"There will be time enough when he begins to make important money," D'Amato says. "I'd only have to pay it out in income tax anyway."
Torres is under the immediate instruction of Joe Fariello, a trainer who, at 21, is a year younger than his pupil and has been training fighters since he was 17. After 10 amateur fights, in which he broke his nose and his hands, Fariello was about to quit boxing for a career as a draughtsman when D'Amato, foreseeing a time when he would be too preoccupied with managerial duties to teach his young fighters personally, offered him a post as trainer. Fariello turned out to be a natural teacher with a remarkable gift for clarifying the more complex moves.
TWO PUNCHES TO WORRY ABOUT
"Cus always had a way of teaching fighters," Fariello says, "and he taught me to do it."
The style is quite simple to understand. Its basic position is a semi-crouch, left foot a trifle forward, with both gloves tight against the cheeks. The elbows are extended slightly from the body.
"It's a counterpunching style but you can lead from it, too," Fariello explained the other day at Stillman's. "We say that when you block a punch you should throw a punch, and you can do it from this style.

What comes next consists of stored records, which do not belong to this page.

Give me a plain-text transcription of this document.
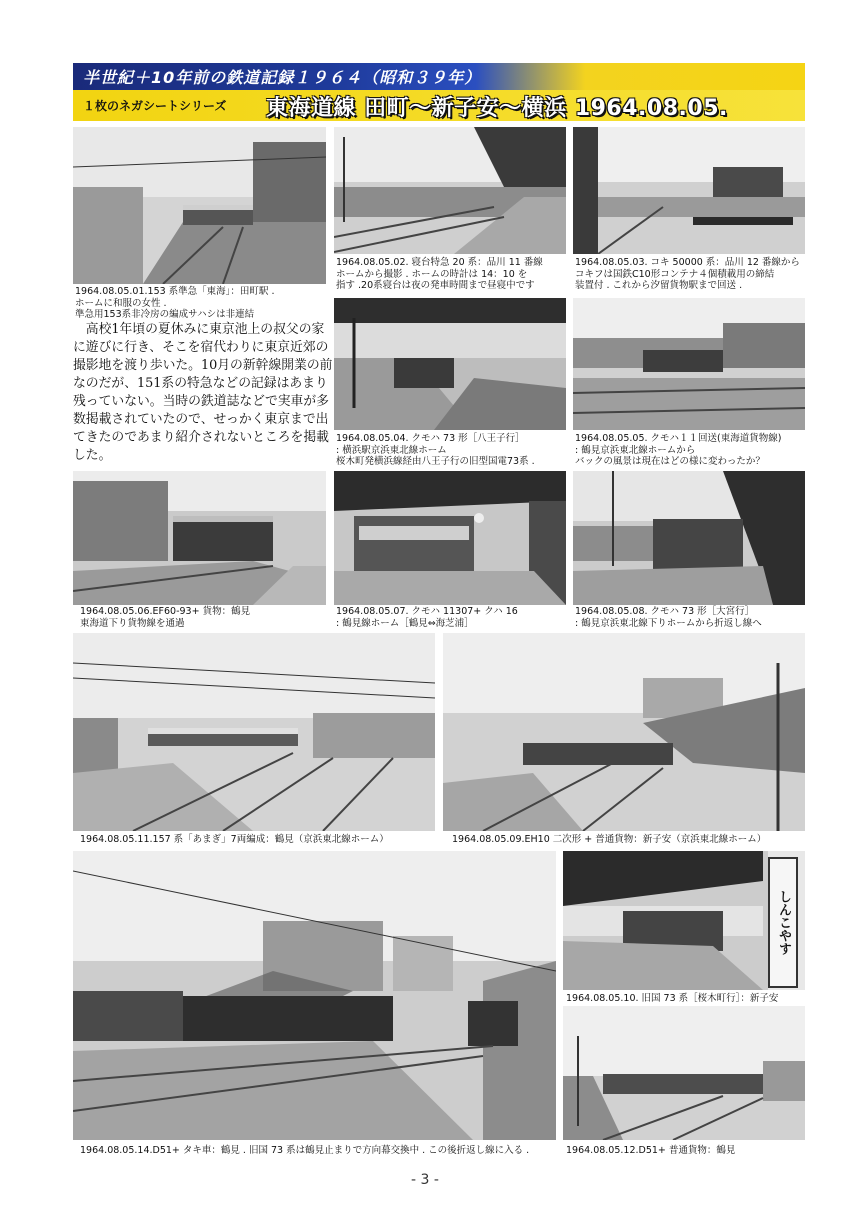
半世紀＋10年前の鉄道記録１９６４（昭和３９年）
１枚のネガシートシリーズ 東海道線 田町～新子安～横浜 1964.08.05.
1964.08.05.01.153 系準急「東海」：田町駅 .
ホームに和服の女性 .
準急用153系非冷房の編成サハシは非連結
1964.08.05.02. 寝台特急 20 系：品川 11 番線
ホームから撮影 . ホームの時計は 14：10 を
指す .20系寝台は夜の発車時間まで昼寝中です
1964.08.05.03. コキ 50000 系：品川 12 番線から
コキフは国鉄C10形コンテナ４個積載用の締結
装置付 . これから汐留貨物駅まで回送 .

高校1年頃の夏休みに東京池上の叔父の家に遊びに行き、そこを宿代わりに東京近郊の撮影地を渡り歩いた。10月の新幹線開業の前なのだが、151系の特急などの記録はあまり残っていない。当時の鉄道誌などで実車が多数掲載されていたので、せっかく東京まで出てきたのであまり紹介されないところを掲載した。

1964.08.05.04. クモハ 73 形［八王子行］
: 横浜駅京浜東北線ホーム
桜木町発横浜線経由八王子行の旧型国電73系 .
1964.08.05.05. クモハ１１回送(東海道貨物線)
: 鶴見京浜東北線ホームから
バックの風景は現在はどの様に変わったか？
1964.08.05.06.EF60-93+ 貨物：鶴見
東海道下り貨物線を通過
1964.08.05.07. クモハ 11307+ クハ 16
: 鶴見線ホーム［鶴見⇔海芝浦］
1964.08.05.08. クモハ 73 形［大宮行］
: 鶴見京浜東北線下りホームから折返し線へ
1964.08.05.11.157 系「あまぎ」7両編成：鶴見（京浜東北線ホーム）	1964.08.05.09.EH10 二次形 + 普通貨物：新子安（京浜東北線ホーム）
しんこやす
1964.08.05.10. 旧国 73 系［桜木町行］：新子安
1964.08.05.14.D51+ タキ車：鶴見 . 旧国 73 系は鶴見止まりで方向幕交換中 . この後折返し線に入る .	1964.08.05.12.D51+ 普通貨物：鶴見
- 3 -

"The only two punches our style has to worry about are the upper-cut and punches to the sides (see pictures). Some people have the impression that our fighters can be hit in the body. It looks rather open and a lot of them try it. But if, say, an opponent throws a right hand to the left side, Torres' left elbow goes back to block it and he can then hook inside the right. The same applies to a blow on the other side.
"You slip an uppercut and you have a clean left-hook shot to throw or you can just knock it off with the glove."
Consequently other trainers around Stillman's don't like to have their charges spar with Torres.
"They say it's discouraging," Fariello explained. "The fighter tries to hit him and gets hit back. He can't get a clean shot at Torres himself. A trainer doesn't want his fighters to become discouraged."